Aber selbst wenn man dem Vorbringen der Bf. in den Vorlageanträgen folgt, ist damit in der Sache für sie nichts gewonnen: Die Bf. stützt sich auf eine am 11.1.2010 erfolgte Bekanntgabe einer Zustellbevollmächtigung. Eine solche hätte allenfalls für die Zustellung der in der Folge am 15.7.2011 ergangenen Berufungsvorentscheidungen Wirksamkeit entfalten können. Nach damals geltender Rechtslage bestand aber für die Abgabenbehörde keine Pflicht zur Erlassung einer Berufungsvorentscheidung (s. § 276 Abs. 1 BAO alte Fassung).
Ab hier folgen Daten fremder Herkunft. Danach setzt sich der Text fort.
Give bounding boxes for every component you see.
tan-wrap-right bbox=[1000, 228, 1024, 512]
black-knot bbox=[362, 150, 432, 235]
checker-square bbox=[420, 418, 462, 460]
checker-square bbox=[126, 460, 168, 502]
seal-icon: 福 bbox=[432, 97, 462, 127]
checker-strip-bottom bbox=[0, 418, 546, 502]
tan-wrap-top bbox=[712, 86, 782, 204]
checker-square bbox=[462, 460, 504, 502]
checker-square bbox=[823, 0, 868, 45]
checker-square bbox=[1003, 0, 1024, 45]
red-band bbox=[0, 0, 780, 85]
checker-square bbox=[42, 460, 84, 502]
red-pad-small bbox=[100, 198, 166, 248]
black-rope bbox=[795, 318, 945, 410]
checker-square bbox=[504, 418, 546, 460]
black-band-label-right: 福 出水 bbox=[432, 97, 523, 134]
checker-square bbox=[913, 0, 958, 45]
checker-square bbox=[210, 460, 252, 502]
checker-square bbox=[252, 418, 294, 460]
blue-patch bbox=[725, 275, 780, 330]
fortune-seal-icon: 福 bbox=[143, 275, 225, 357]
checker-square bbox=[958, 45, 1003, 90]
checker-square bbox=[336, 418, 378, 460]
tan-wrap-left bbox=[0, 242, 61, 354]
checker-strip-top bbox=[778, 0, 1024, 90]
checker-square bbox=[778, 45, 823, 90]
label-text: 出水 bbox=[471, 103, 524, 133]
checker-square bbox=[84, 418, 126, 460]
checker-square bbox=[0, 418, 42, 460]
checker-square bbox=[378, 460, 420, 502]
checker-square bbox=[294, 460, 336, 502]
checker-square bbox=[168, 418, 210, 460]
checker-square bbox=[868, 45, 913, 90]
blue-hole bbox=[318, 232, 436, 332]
Dass auch die angefochtenen Bescheide vom 7.12.2009 nicht ordnungsgemäß zugestellt worden wären, geht weder aus der Aktenlage noch aus dem Vorbringen der Bf. hervor. Eine allenfalls am 11.1.2010 erfolgte Vollmachtbekanntgabe konnte für die Bescheiderlassung bzw. -zustellung im Dezember 2009 zweifelsohne noch keine Wirksamkeit haben.
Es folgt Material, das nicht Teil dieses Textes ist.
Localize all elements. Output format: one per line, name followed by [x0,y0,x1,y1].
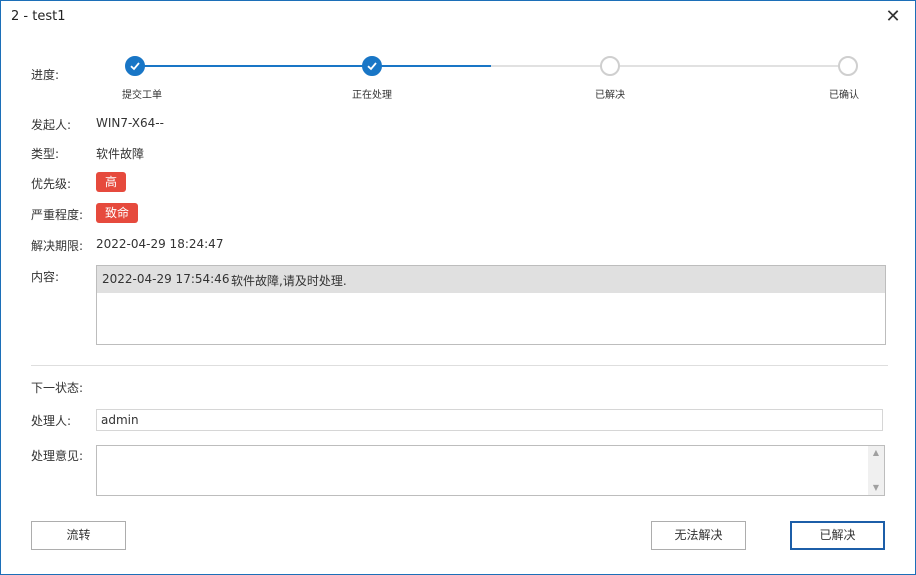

Sollte daher die Erlassung der Berufungsvorentscheidungen – wie von der Bf. in ihren Vorlageanträgen auf Grund ihres Verweises auf eine Eingabe vom 11.1.2010 behauptet – tatsächlich mangels ordnungsgemäßer Zustellung ins Leere gegangen sein, so hindert dieser Umstand das Bundesfinanzgericht nicht daran, nunmehr meritorisch über die Rechtsmittel der Bf. abzusprechen. Denn nach § 323 Abs. 38 BAO sind die am 31.12.2013 beim UFS als Abgabenbehörde zweiter Instanz anhängigen Berufungen - unabhängig von der vorherigen Erlassung einer Berufungs- oder Beschwerdevorentscheidung - vom Bundesfinanzgericht als Beschwerden iSd. Art. 130 Abs. 1 B-VG zu erledigen.
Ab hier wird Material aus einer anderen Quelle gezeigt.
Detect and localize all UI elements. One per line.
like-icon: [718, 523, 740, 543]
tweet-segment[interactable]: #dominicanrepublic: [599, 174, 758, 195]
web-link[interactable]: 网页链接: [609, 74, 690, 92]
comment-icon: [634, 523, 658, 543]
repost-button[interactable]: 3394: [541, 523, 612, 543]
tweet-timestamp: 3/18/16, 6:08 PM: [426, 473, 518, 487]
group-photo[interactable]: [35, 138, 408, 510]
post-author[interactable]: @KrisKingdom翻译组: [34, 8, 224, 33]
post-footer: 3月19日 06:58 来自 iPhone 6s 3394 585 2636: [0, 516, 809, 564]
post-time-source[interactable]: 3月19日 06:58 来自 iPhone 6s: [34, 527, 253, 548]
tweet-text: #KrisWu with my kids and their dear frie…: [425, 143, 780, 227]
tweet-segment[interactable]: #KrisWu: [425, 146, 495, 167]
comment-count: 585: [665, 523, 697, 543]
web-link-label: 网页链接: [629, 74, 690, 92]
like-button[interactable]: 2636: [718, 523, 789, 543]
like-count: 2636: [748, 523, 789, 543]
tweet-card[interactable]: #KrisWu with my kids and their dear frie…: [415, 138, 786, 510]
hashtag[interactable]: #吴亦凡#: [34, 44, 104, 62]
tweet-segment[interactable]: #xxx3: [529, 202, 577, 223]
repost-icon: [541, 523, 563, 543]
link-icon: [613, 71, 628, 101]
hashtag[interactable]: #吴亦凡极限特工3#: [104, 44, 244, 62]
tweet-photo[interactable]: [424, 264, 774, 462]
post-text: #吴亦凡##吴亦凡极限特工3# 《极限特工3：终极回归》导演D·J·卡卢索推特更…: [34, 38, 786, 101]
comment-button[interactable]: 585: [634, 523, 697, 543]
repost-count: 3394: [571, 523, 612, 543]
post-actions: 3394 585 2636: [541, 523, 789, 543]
Zur Revision: Eine Revision an den VwGH ist nur zulässig, wenn diese von der Lösung einer Rechtsfrage abhängt, der gemäß Art. Abs. 4 B-VG grundsätzliche Bedeutung zukommt. Da sich das Bundesfinanzgericht im Entscheidungsfall auf den klaren Gesetzeswortlaut stützen konnte und den Rechtsmitteln überdies in der Frage der Zustellung selbst unter Zugrundelegung der Ausführungen der Bf. kein Erfolg beschieden sein konnte, war die Revision spruchgemäß nicht zuzulassen.